Criterion viii. The lake area is dominated by pseudo craters (rootless cones), formed by steam explosions as lava entered a large lake (a precursor of the present Lake Mývatn). Such formations are extremely rare outside Iceland, and the Mývatn craters were the first to be identified as this kind of formation.
Criterion ix. The Mývatn area represents a rare case where nutrients released atop the Mid-Atlantic Ridge fertilise a rich aquatic ecosystem, supporting a wealth of waterfowl and rare plants. The ecosystem is being intensively studied and the most recent findings indicate that its cyclic populations are shaped by unusual population dynamics.
Criterion x. Lake Mývatn and River Laxá are known for their productivity and biodiversity which are greater than in other freshwater habitats at the same latitude. The species composition among aquatic birds is unique in the world (a unique combination of elements from four faunal provinces of the world). Fifteen species of duck permanently breed in the area and occasional breeding has been recorded for several species that are not known to breed elsewhere in Iceland. Mývatn and Laxá are the only breeding areas in Europe for Barrow's golden eye (Bucephala islandica). Several other aquatic birds also nest here, including Slavonian grebe (Podiceps auritus). More than 40 species of midges occur along the lake and river. The American blackfly (Simulium vittatum) has one of its largest known productions in the world in this area. Rare plant species have also been recorded, including lake balls (green algae) that form a community of CD-sized fluffy spheres only found in Mývatn and one other lake in the world.

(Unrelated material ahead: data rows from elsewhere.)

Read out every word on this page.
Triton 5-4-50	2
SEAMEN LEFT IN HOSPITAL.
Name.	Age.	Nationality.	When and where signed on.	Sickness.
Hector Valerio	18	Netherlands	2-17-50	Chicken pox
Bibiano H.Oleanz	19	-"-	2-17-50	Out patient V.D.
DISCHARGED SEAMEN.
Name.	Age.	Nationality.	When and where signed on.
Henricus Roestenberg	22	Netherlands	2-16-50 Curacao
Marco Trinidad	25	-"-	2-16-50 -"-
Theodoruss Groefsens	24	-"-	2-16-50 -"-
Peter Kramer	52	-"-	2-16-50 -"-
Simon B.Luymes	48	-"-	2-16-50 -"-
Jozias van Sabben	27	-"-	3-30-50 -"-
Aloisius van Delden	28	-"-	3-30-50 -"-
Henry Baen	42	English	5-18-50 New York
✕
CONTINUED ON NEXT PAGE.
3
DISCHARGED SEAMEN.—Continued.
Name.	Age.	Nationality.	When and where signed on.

The Mývatn and Laxá area has been protected since 1973 by special legislation and is now protected under the terms of Act no. 97/2004. This includes the whole watershed area of Lake Mývatn. The protection entails that all constructional activity and other disturbances of the natural environment is prohibited or subject to approval by the Environment Agency of Iceland. The protected area includes all the necessary habitats and elements to sustain the richness and diversity of the area and is considered to be adequate in size for complete representation of features and processes to constitute the wholeness of the area. The naturalness of the area is high and has been enhanced by protection measures such as restoration of a drained wetland area within the site. The area and a part of the province Skútustaðahreppur (200 km²) has the status of a Ramsar Site.
Pseudo craters or rootless cones are extremely rare outside Iceland. They have only been found in Hawaii where lava has entered the ocean (littoral cones). Recently, similar formations have been identified on Mars where lava has flowed over frozen ground.
The birdlife at Mývatn is unique. More species of ducks nest in the area than anywhere else in the world and the lake and river are among the richest bird haunts in the world. Some ducks, which are common in the Mývatn area, are extremely rare elsewhere in North-western Europe.
The duck populations in Lough Neagh in Northern Ireland and Loch Leven in Scotland can partly be compared with those in the Mývatn area. Mývatn is the only known nesting site in Europe for Barrow's golden eye (Bucephala islandica). The bottom fauna in Mývatn has a production that is 8 to 30 times greater than that of other lakes at the same latitude.
The lake balls (green algae) are only found in one other lake in the world, the famous marimo in Lake Akan, Japan.